Use PIA to provide client-based queues

Current DVMS MAL strategy grew from CFFS where, typically, one RAM area was used for the hardware queue for the controller. This precludes being able to indicate completeness of requests to multiple clients out-of-line from the issuance of their request. If PIA is used such that each client has its own RAM area where it can queue requests, the PRL can convey requests from multiple user's RAM areas into the RAM area for the controller, and back again when those requests are complete. Blocking at the user level would be on its own requests, not on the requests of all other users.
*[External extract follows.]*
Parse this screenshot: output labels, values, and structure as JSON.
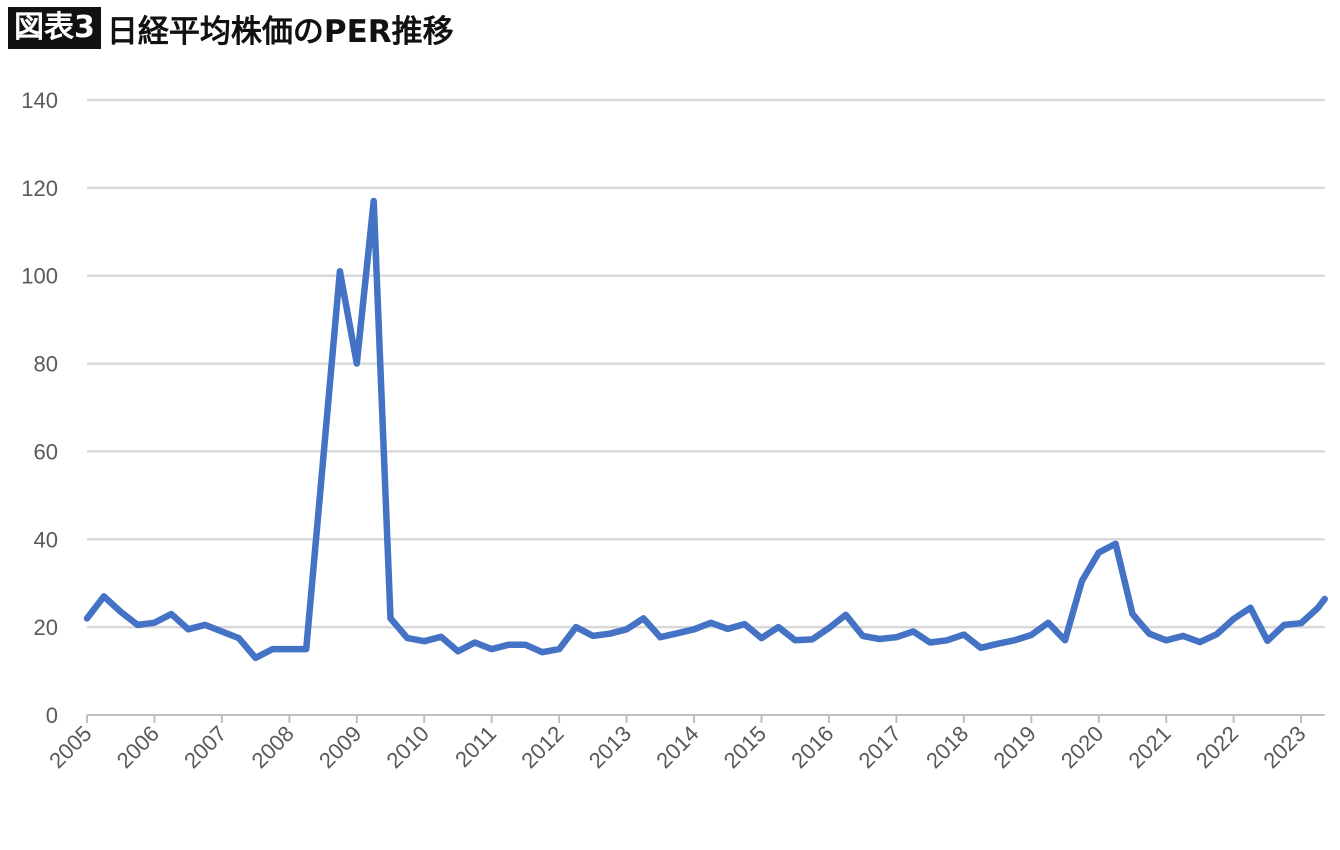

  • Update each MAL's top layer to be client resource aware.
    • The MAL's PRL will collect from the client resources when building the HW transfer queue.
    • The MAL's PRL will manage client completion notifications.
      • MALs will no longer go directly to HW for completion confirmation. Need some structure in the client resource for completion polling.
    • What about a multi-threaded client? One resource per thread?


Allow PRL to handle interrupts?

One proposal to alleviate the concern above (multiple users and how to indicate to them that their transaction is completed) is for the kernel to allow PRLs to respond to interrupts. The PRL should be the place where the user context is mapped to the HW context, so the PRL upon handling the interrupt can, without causing partitioning concerns, indicate transaction completeness to the correct user and, additionally, start new transactions to increase throughput.
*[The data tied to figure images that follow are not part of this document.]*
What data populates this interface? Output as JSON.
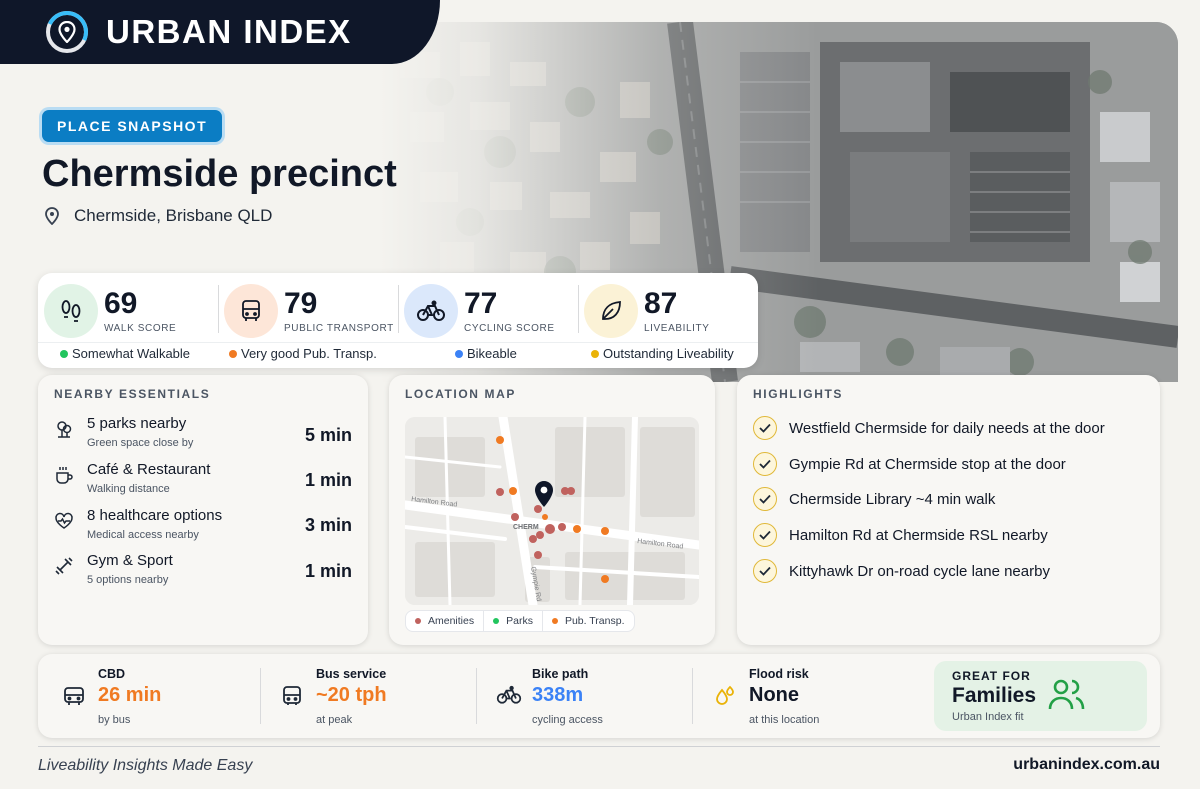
{
  "brand": {
    "name": "URBAN INDEX",
    "logo_icon": "map-pin-ring-icon"
  },
  "hero": {
    "badge": "PLACE SNAPSHOT",
    "title": "Chermside precinct",
    "location": "Chermside, Brisbane QLD",
    "location_icon": "map-pin-icon"
  },
  "scores": [
    {
      "value": "69",
      "label": "WALK SCORE",
      "desc": "Somewhat Walkable",
      "icon": "footprints-icon",
      "color": "#22c55e",
      "bg": "#e1f3e6"
    },
    {
      "value": "79",
      "label": "PUBLIC TRANSPORT",
      "desc": "Very good Pub. Transp.",
      "icon": "bus-icon",
      "color": "#f07a22",
      "bg": "#fde6d8"
    },
    {
      "value": "77",
      "label": "CYCLING SCORE",
      "desc": "Bikeable",
      "icon": "bicycle-icon",
      "color": "#3b82f6",
      "bg": "#dbe8fb"
    },
    {
      "value": "87",
      "label": "LIVEABILITY",
      "desc": "Outstanding Liveability",
      "icon": "leaf-icon",
      "color": "#eab308",
      "bg": "#fbf2d6"
    }
  ],
  "essentials": {
    "title": "NEARBY ESSENTIALS",
    "items": [
      {
        "name": "5 parks nearby",
        "sub": "Green space close by",
        "time": "5 min",
        "icon": "tree-icon"
      },
      {
        "name": "Café & Restaurant",
        "sub": "Walking distance",
        "time": "1 min",
        "icon": "coffee-cup-icon"
      },
      {
        "name": "8 healthcare options",
        "sub": "Medical access nearby",
        "time": "3 min",
        "icon": "heart-pulse-icon"
      },
      {
        "name": "Gym & Sport",
        "sub": "5 options nearby",
        "time": "1 min",
        "icon": "dumbbell-icon"
      }
    ]
  },
  "map": {
    "title": "LOCATION MAP",
    "streets": {
      "hamilton": "Hamilton Road",
      "gympie": "Gympie Rd",
      "suburb": "CHERM",
      "hamilton2": "Hamilton Road"
    },
    "legend": [
      {
        "label": "Amenities",
        "color": "#c0625e"
      },
      {
        "label": "Parks",
        "color": "#22c55e"
      },
      {
        "label": "Pub. Transp.",
        "color": "#f07a22"
      }
    ]
  },
  "highlights": {
    "title": "HIGHLIGHTS",
    "items": [
      "Westfield Chermside for daily needs at the door",
      "Gympie Rd at Chermside stop at the door",
      "Chermside Library ~4 min walk",
      "Hamilton Rd at Chermside RSL nearby",
      "Kittyhawk Dr on-road cycle lane nearby"
    ]
  },
  "stats": [
    {
      "label": "CBD",
      "value": "26 min",
      "sub": "by bus",
      "color": "#f07a22",
      "icon": "bus-icon"
    },
    {
      "label": "Bus service",
      "value": "~20 tph",
      "sub": "at peak",
      "color": "#f07a22",
      "icon": "bus-front-icon"
    },
    {
      "label": "Bike path",
      "value": "338m",
      "sub": "cycling access",
      "color": "#3b82f6",
      "icon": "bicycle-icon"
    },
    {
      "label": "Flood risk",
      "value": "None",
      "sub": "at this location",
      "color": "#111827",
      "icon": "water-drops-icon"
    }
  ],
  "fit": {
    "line1": "GREAT FOR",
    "line2": "Families",
    "line3": "Urban Index fit",
    "icon": "users-icon"
  },
  "footer": {
    "tagline": "Liveability Insights Made Easy",
    "url": "urbanindex.com.au"
  }
}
  • Is this just extending the KMI concept and its concerns beyond the PAL to PRLs?
  • The Kernel UG makes it sound like the handling of timing adjustments to make the KMI transparent to the kernel might be platform-specific?


Prior stream-of-consciousness garble

    • Avoid blocking users except where absolutely necessary.
      • Where is absolutely necessary?
        • When transactions to HW cannot be atomic, such as when a transaction is started but will take some time to complete.
    • Transactions to HW should:
    1. Poll for busy.
    2. Initiate transaction.
    3. Poll for complete.
    • How to handle completeness checking in the following scenarios:
      • In a multi-user scenario where user A that has made it to step 3, but is switched out by the kernel to user B which is at step 1.
    • When the HW completes:
      • If it completes while user B is in context, how does the driver tell user A that its transaction has completed? (Is this a potential partitioning violation?)
      • If user B proceeds through steps 2 and 3, but is switched out by the kernel back to user A, how does user A know that it is now polling for user B's transaction completeness and that its transaction has already completed?
  • Typically a HW controller has "complete" bit indications in its registers; but no indication of who started the thing that just completed.